McBride is still looking at his smartphone, thumb dancing ludicrously over the screen.
“Oh,” Asher clears his throat. “Nothing, just . . . swallowed the wrong way.”
No nod, no grunt of acknowledgement. He wonders how much of what he said McBride actually heard. It’s irrelevant because the only thing he can think of now is how stupid he’s been. She might be in danger: Because I put her there. Encouraged her to go there, have a look around, and uttered no protest when she locked herself alone inside of it.
His palms itch. The door handle (lever, to be precise) is burnished in nickel and appears frosty to the touch. Flimsy. He’s certain that a few well-placed kicks would crumple the
tumbler and render the lock useless.
Remember guys, wait twenty minutes for me. If I’m not out by then, do not come in. No matter what you hear, do not come in. Call Crow.
The cords in his neck bulge as a wave of searing frustration wells up in his throat. What could Crow – and what the fuck kind of name is that anyway– possibly do to help her that he couldn’t? He has a Glock on his hip, a badge on his belt, and a body built to perfection after mastering a myriad of martial arts for twenty eight years and counting.

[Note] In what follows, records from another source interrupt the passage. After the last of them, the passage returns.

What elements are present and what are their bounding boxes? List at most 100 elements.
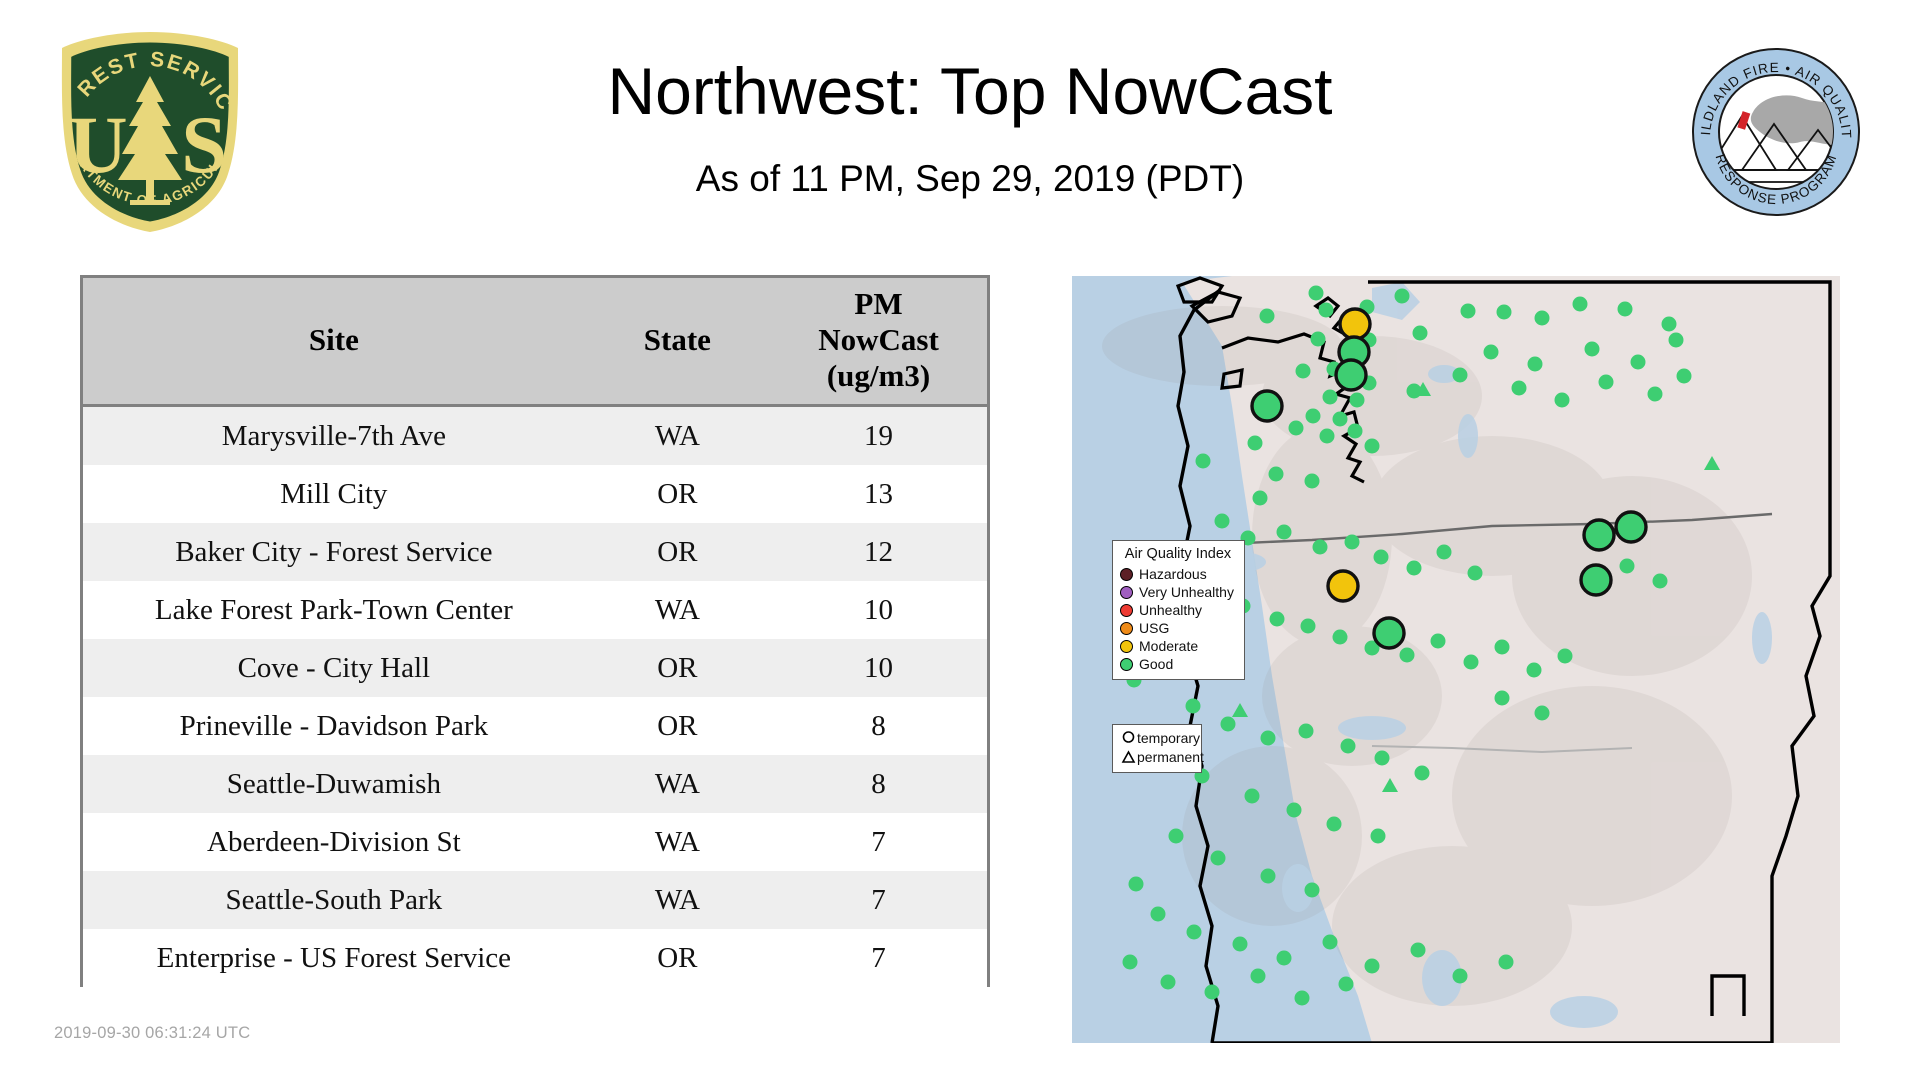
monitor-dot-good[interactable] <box>1305 408 1321 424</box>
monitor-dot-good[interactable] <box>1668 332 1684 348</box>
monitor-dot-good[interactable] <box>1452 968 1468 984</box>
monitor-dot-good[interactable] <box>1204 984 1220 1000</box>
monitor-dot-good[interactable] <box>1463 654 1479 670</box>
monitor-dot-good[interactable] <box>1232 936 1248 952</box>
monitor-dot-good[interactable] <box>1214 513 1230 529</box>
monitor-dot-good[interactable] <box>1122 954 1138 970</box>
table-row[interactable]: Aberdeen-Division St WA 7 <box>83 813 987 871</box>
monitor-dot-good[interactable] <box>1340 738 1356 754</box>
monitor-dot-good[interactable] <box>1349 392 1365 408</box>
monitor-dot-good[interactable] <box>1252 490 1268 506</box>
monitor-dot-good[interactable] <box>1394 288 1410 304</box>
monitor-dot-good[interactable] <box>1584 341 1600 357</box>
monitor-triangle-permanent[interactable] <box>1382 778 1398 792</box>
monitor-dot-good[interactable] <box>1347 423 1363 439</box>
table-row[interactable]: Seattle-South Park WA 7 <box>83 871 987 929</box>
monitor-dot-good[interactable] <box>1430 633 1446 649</box>
monitor-dot-good[interactable] <box>1300 618 1316 634</box>
monitor-dot-good[interactable] <box>1630 354 1646 370</box>
highlighted-site-enterprise-us-forest-service[interactable] <box>1614 510 1648 544</box>
monitor-dot-good[interactable] <box>1436 544 1452 560</box>
monitor-dot-good[interactable] <box>1312 539 1328 555</box>
monitor-dot-good[interactable] <box>1364 958 1380 974</box>
highlighted-site-marysville-7th-ave[interactable] <box>1338 307 1372 341</box>
air-quality-monitor-map[interactable]: Air Quality Index Hazardous Very Unhealth… <box>1072 276 1840 1043</box>
monitor-dot-good[interactable] <box>1322 389 1338 405</box>
monitor-dot-good[interactable] <box>1412 325 1428 341</box>
column-header-state[interactable]: State <box>584 278 771 407</box>
monitor-dot-good[interactable] <box>1534 310 1550 326</box>
highlighted-site-seattle-duwamish[interactable] <box>1334 358 1368 392</box>
monitor-dot-good[interactable] <box>1406 560 1422 576</box>
monitor-dot-good[interactable] <box>1319 428 1335 444</box>
monitor-dot-good[interactable] <box>1259 308 1275 324</box>
monitor-dot-good[interactable] <box>1676 368 1692 384</box>
monitor-dot-good[interactable] <box>1452 367 1468 383</box>
monitor-dot-good[interactable] <box>1308 285 1324 301</box>
monitor-dot-good[interactable] <box>1318 302 1334 318</box>
monitor-dot-good[interactable] <box>1467 565 1483 581</box>
table-row[interactable]: Baker City - Forest Service OR 12 <box>83 523 987 581</box>
monitor-dot-good[interactable] <box>1370 828 1386 844</box>
monitor-dot-good[interactable] <box>1511 380 1527 396</box>
monitor-dot-good[interactable] <box>1661 316 1677 332</box>
monitor-triangle-permanent[interactable] <box>1704 456 1720 470</box>
highlighted-site-baker-city-forest-service[interactable] <box>1582 518 1616 552</box>
table-row[interactable]: Enterprise - US Forest Service OR 7 <box>83 929 987 987</box>
monitor-dot-good[interactable] <box>1617 301 1633 317</box>
monitor-dot-good[interactable] <box>1534 705 1550 721</box>
monitor-dot-good[interactable] <box>1304 473 1320 489</box>
monitor-dot-good[interactable] <box>1526 662 1542 678</box>
monitor-dot-good[interactable] <box>1150 906 1166 922</box>
monitor-dot-good[interactable] <box>1210 850 1226 866</box>
monitor-dot-good[interactable] <box>1250 968 1266 984</box>
monitor-dot-good[interactable] <box>1338 976 1354 992</box>
monitor-dot-good[interactable] <box>1268 466 1284 482</box>
monitor-dot-good[interactable] <box>1186 924 1202 940</box>
monitor-dot-good[interactable] <box>1364 640 1380 656</box>
monitor-dot-good[interactable] <box>1554 392 1570 408</box>
monitor-dot-good[interactable] <box>1364 438 1380 454</box>
monitor-dot-good[interactable] <box>1294 990 1310 1006</box>
monitor-dot-good[interactable] <box>1168 828 1184 844</box>
monitor-dot-good[interactable] <box>1310 331 1326 347</box>
monitor-dot-good[interactable] <box>1460 303 1476 319</box>
table-row[interactable]: Lake Forest Park-Town Center WA 10 <box>83 581 987 639</box>
monitor-dot-good[interactable] <box>1220 716 1236 732</box>
monitor-dot-good[interactable] <box>1244 788 1260 804</box>
table-row[interactable]: Seattle-Duwamish WA 8 <box>83 755 987 813</box>
table-row[interactable]: Cove - City Hall OR 10 <box>83 639 987 697</box>
monitor-dot-good[interactable] <box>1619 558 1635 574</box>
monitor-dot-good[interactable] <box>1304 882 1320 898</box>
monitor-dot-good[interactable] <box>1496 304 1512 320</box>
table-row[interactable]: Mill City OR 13 <box>83 465 987 523</box>
monitor-dot-good[interactable] <box>1185 698 1201 714</box>
table-row[interactable]: Marysville-7th Ave WA 19 <box>83 405 987 465</box>
monitor-dot-good[interactable] <box>1332 411 1348 427</box>
monitor-dot-good[interactable] <box>1498 954 1514 970</box>
monitor-dot-good[interactable] <box>1298 723 1314 739</box>
monitor-dot-good[interactable] <box>1399 647 1415 663</box>
monitor-dot-good[interactable] <box>1483 344 1499 360</box>
monitor-dot-good[interactable] <box>1247 435 1263 451</box>
monitor-dot-good[interactable] <box>1598 374 1614 390</box>
monitor-dot-good[interactable] <box>1527 356 1543 372</box>
highlighted-site-prineville-davidson-park[interactable] <box>1372 616 1406 650</box>
monitor-dot-good[interactable] <box>1286 802 1302 818</box>
monitor-dot-good[interactable] <box>1572 296 1588 312</box>
monitor-dot-good[interactable] <box>1269 611 1285 627</box>
monitor-dot-good[interactable] <box>1288 420 1304 436</box>
monitor-dot-good[interactable] <box>1494 690 1510 706</box>
monitor-dot-good[interactable] <box>1326 816 1342 832</box>
column-header-pm-nowcast[interactable]: PM NowCast (ug/m3) <box>770 278 987 407</box>
monitor-dot-good[interactable] <box>1260 730 1276 746</box>
highlighted-site-aberdeen-division-st[interactable] <box>1250 389 1284 423</box>
column-header-site[interactable]: Site <box>83 278 585 407</box>
monitor-dot-good[interactable] <box>1414 765 1430 781</box>
monitor-triangle-permanent[interactable] <box>1232 703 1248 717</box>
monitor-dot-good[interactable] <box>1647 386 1663 402</box>
monitor-dot-good[interactable] <box>1344 534 1360 550</box>
monitor-dot-good[interactable] <box>1332 629 1348 645</box>
highlighted-site-cove-city-hall[interactable] <box>1579 563 1613 597</box>
highlighted-site-mill-city[interactable] <box>1326 569 1360 603</box>
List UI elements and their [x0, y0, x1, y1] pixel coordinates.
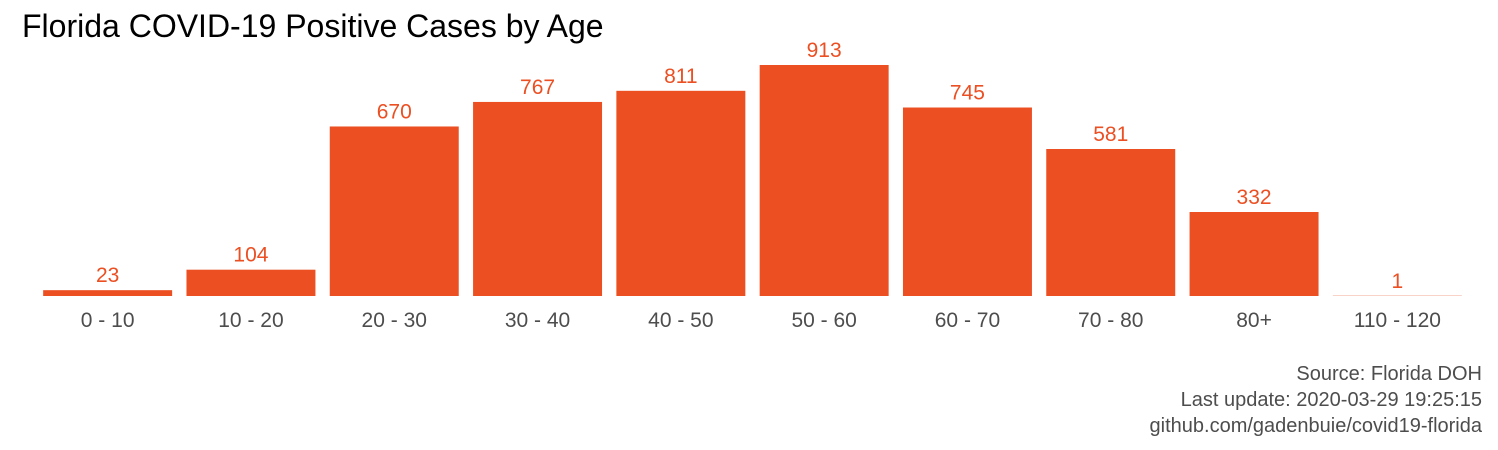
bar	[186, 269, 316, 296]
caption-repo-link: github.com/gadenbuie/covid19-florida	[1149, 415, 1482, 437]
bar	[902, 107, 1032, 296]
x-tick-label: 60 - 70	[935, 309, 1000, 332]
bar	[473, 101, 603, 296]
bar-value-label: 670	[377, 100, 412, 123]
x-tick-label: 10 - 20	[218, 309, 283, 332]
bar	[759, 65, 889, 296]
bar-value-label: 104	[233, 244, 268, 267]
bar-value-label: 745	[950, 82, 985, 105]
bar-value-label: 767	[520, 76, 555, 99]
bar-value-label: 913	[807, 39, 842, 62]
bar-value-label: 581	[1093, 123, 1128, 146]
bar	[329, 126, 459, 296]
bar	[616, 90, 746, 296]
x-tick-label: 50 - 60	[791, 309, 856, 332]
x-tick-label: 0 - 10	[81, 309, 135, 332]
bars-layer	[43, 65, 1462, 296]
bar	[1189, 212, 1319, 296]
bar	[1046, 149, 1176, 296]
x-tick-label: 80+	[1236, 309, 1272, 332]
bar-value-label: 811	[664, 65, 697, 88]
caption-last-update: Last update: 2020-03-29 19:25:15	[1180, 389, 1482, 411]
bar-value-label: 23	[96, 264, 119, 287]
bar	[43, 290, 173, 296]
caption-source: Source: Florida DOH	[1296, 363, 1482, 385]
x-tick-label: 30 - 40	[505, 309, 570, 332]
x-tick-label: 70 - 80	[1078, 309, 1143, 332]
x-tick-label: 40 - 50	[648, 309, 713, 332]
chart-caption: Source: Florida DOH Last update: 2020-03…	[1150, 361, 1482, 439]
x-tick-label: 20 - 30	[362, 309, 427, 332]
x-tick-labels: 0 - 10 10 - 20 20 - 30 30 - 40 40 - 50 50 - 6…	[81, 309, 1441, 332]
bar-value-label: 1	[1392, 270, 1404, 293]
value-labels-layer: 23 104 670 767 811 913 745 581 332 1	[96, 39, 1403, 293]
bar-value-label: 332	[1237, 186, 1272, 209]
x-tick-label: 110 - 120	[1354, 309, 1441, 332]
chart-title: Florida COVID-19 Positive Cases by Age	[22, 8, 604, 44]
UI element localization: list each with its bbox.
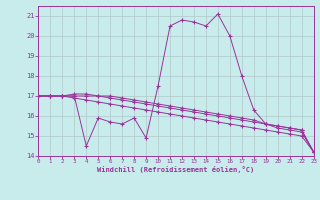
X-axis label: Windchill (Refroidissement éolien,°C): Windchill (Refroidissement éolien,°C): [97, 166, 255, 173]
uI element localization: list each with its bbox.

Which is exactly the problem; Asher makes a fierce opponent in the physical world but anything beyond that is treacherous, unknown ground. He identifies as neopagan, not because he has any fierce sense of wildness or divinity too large for monotheistic religion, but because he likes the idea of it. He believes in nothing, but finds the accoutrements of ritual magic aesthetically pleasing. And while this is something he hardly realizes consciously, he has always sensed that there is something else behind the world, some other layer, a shroud that only needs to be pulled back. What’s behind that veil? He has no idea, no real expectation, but hopes that whatever is there will someday reveal itself to him. Checking his watch, eight minutes, he wonders if he even has Varju’s (that’s a stupid name too) number and why on earth Samira would trust he did.